If you like literature that transports you to exotic locales beyond the reach of commercial airlines and enables you to view hot topics from cool new angles, South Pole Station is just the ticket. It's a novel about esoteric research that clearly required a ton of research to write, yet doesn't smell of it ... Shelby's writing is pithy and funny, and her band of eccentrics are scrappy loners who are best suited to the company of other loners ... In this unusual, entertaining first novel, Ashley Shelby combines science with literature to make a clever case for scientists' and artists' shared conviction that 'the world could become known if only you looked hard enough.'
There’s a lot going on in South Pole Station, and Shelby does better with some of its themes than with others. Cooper’s attempts to come to terms with her brother’s death are surprisingly unmoving, for example, while Sal’s pursuit of a theory as to how the world came into being makes for gripping reading ... But Shelby is very good on social interactions at the end of the earth, and South Pole Station crackles with energy whenever science takes center stage. She makes Sal’s abstruse theorizing both comprehensible and exciting.

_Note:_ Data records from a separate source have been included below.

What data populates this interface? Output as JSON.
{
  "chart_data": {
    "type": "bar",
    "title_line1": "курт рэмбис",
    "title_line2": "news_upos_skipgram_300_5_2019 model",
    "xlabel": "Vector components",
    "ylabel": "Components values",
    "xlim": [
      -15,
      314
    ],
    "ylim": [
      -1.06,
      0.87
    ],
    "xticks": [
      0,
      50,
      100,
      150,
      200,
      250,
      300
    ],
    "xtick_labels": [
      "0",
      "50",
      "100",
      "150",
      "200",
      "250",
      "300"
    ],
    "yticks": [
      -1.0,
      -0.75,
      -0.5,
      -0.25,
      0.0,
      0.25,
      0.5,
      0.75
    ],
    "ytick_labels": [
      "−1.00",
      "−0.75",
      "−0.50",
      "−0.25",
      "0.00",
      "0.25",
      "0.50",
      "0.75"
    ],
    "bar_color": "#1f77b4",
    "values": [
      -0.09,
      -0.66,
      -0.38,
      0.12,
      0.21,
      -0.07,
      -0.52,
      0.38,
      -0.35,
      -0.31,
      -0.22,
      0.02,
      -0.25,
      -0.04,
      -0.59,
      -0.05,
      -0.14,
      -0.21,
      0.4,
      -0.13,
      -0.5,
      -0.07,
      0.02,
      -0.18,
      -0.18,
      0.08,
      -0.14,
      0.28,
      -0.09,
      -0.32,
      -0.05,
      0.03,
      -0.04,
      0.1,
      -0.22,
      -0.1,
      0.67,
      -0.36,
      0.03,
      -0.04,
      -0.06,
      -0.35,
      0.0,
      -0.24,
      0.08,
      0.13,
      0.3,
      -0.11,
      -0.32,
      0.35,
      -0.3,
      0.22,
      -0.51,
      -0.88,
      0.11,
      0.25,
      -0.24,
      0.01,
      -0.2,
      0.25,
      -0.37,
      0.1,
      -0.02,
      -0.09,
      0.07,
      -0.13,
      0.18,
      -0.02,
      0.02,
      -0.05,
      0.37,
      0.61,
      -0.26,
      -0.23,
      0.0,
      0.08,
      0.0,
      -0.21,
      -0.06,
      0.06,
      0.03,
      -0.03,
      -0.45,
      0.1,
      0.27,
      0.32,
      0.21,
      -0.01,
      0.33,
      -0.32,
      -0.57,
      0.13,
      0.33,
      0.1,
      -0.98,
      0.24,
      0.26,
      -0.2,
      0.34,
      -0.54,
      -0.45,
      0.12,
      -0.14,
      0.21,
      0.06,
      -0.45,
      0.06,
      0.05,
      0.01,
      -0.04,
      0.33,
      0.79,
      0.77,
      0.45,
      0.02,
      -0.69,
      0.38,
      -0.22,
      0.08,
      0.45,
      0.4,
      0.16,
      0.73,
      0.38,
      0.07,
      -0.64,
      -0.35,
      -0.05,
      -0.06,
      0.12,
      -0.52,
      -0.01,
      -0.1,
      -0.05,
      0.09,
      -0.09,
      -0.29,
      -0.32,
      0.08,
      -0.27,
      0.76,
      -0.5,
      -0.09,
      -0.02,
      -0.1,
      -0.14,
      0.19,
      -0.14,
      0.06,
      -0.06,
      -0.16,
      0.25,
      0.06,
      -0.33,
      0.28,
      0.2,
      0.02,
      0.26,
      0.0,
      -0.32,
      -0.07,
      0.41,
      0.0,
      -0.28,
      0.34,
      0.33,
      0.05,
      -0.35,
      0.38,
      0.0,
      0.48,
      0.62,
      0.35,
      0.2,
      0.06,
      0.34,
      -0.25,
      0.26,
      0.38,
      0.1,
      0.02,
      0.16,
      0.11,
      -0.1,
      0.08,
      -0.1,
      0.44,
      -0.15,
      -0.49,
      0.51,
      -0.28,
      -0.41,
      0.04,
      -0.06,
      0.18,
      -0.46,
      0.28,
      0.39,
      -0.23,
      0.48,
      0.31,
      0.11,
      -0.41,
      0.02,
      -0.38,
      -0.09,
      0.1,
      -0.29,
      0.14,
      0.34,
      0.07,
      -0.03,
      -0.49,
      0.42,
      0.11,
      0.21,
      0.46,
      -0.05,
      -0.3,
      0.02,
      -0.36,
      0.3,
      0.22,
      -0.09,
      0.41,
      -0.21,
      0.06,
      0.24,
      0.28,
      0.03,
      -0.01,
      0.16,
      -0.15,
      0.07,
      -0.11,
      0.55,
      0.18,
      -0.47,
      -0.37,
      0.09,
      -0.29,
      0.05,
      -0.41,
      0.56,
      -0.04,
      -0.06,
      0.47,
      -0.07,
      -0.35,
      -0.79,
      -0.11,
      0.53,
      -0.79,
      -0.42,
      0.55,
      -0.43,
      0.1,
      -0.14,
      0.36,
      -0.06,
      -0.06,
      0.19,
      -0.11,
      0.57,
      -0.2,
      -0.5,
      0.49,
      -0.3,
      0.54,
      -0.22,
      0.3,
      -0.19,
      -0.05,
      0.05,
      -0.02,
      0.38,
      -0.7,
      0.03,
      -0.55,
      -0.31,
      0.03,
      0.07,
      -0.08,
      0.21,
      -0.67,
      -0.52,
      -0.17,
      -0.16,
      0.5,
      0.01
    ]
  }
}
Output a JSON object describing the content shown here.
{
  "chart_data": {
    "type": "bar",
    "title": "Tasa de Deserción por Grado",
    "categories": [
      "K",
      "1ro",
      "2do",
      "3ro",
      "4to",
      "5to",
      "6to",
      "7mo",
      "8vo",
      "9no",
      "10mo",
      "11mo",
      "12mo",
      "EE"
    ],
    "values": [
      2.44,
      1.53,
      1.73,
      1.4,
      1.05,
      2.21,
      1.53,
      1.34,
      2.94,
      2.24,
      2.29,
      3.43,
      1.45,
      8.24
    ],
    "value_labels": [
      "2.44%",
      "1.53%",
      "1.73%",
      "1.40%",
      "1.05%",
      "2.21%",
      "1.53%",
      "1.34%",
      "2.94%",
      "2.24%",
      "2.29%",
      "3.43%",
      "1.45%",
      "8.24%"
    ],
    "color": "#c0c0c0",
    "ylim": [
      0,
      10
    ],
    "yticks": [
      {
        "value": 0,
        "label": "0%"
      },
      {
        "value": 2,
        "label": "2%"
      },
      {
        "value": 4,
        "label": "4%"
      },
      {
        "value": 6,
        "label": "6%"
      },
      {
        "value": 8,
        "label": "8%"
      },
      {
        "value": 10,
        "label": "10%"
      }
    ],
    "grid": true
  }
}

...a ramblingly entertaining first novel ... The mechanics of the central plot are best not inspected too closely, although they do yield some nicely rebellious behavior, a stint of high-stakes political jostling and a satisfying if only intermittently convincing nerd romance. More appealing for many readers — who, like Cooper, may glaze over when things get 'too science-y' — are the back stories and posturings of the ensemble cast, whose day-to-day dramas provide a vivid notion of what it’s like to live in a frigid landscape that’s dark for six months of the year.
Set in the vast yet claustrophobic reality of Antarctica, the novel’s first delight is in its vivid depiction of sub-zero life ... Shelby keeps more than a few story lines thrumming here, yet a keen eye for character and a sharp ear for smartass dialogue keeps the strands straight. She also offers up a fair amount of science.
Shelby's first novel eschews easy choices and treats interpersonal relations, grief, science, art, and political controversy with the same deft, humorous hand. Readers will find characters to love, suspect, and identify with among Cooper's fellow Polies and won't forget them easily. A good match for readers whose interest in Antarctica was sparked by Maria Semple's Where'd You Go, Bernadette, those who enjoy stories about quirky individuals and made families, and extreme armchair travelers.
This is a fascinating novel, loaded with interesting history of Antarctic exploration, current scientific operations, and the living and working conditions of those folks brave enough to endure six months of darkness and six months of daylight.
...[a] smart and inventive first novel ... She writes well about science and the peculiar, pressurized human ecosystem at the bottom of the world. Bozer, a polar station construction chief, gets his own point-of-view chapter, and it lifts him from caricature to one of the best aspects of the book ... Jokes lubricate a moving and occasionally preposterous story of love and death in the Antarctic cold.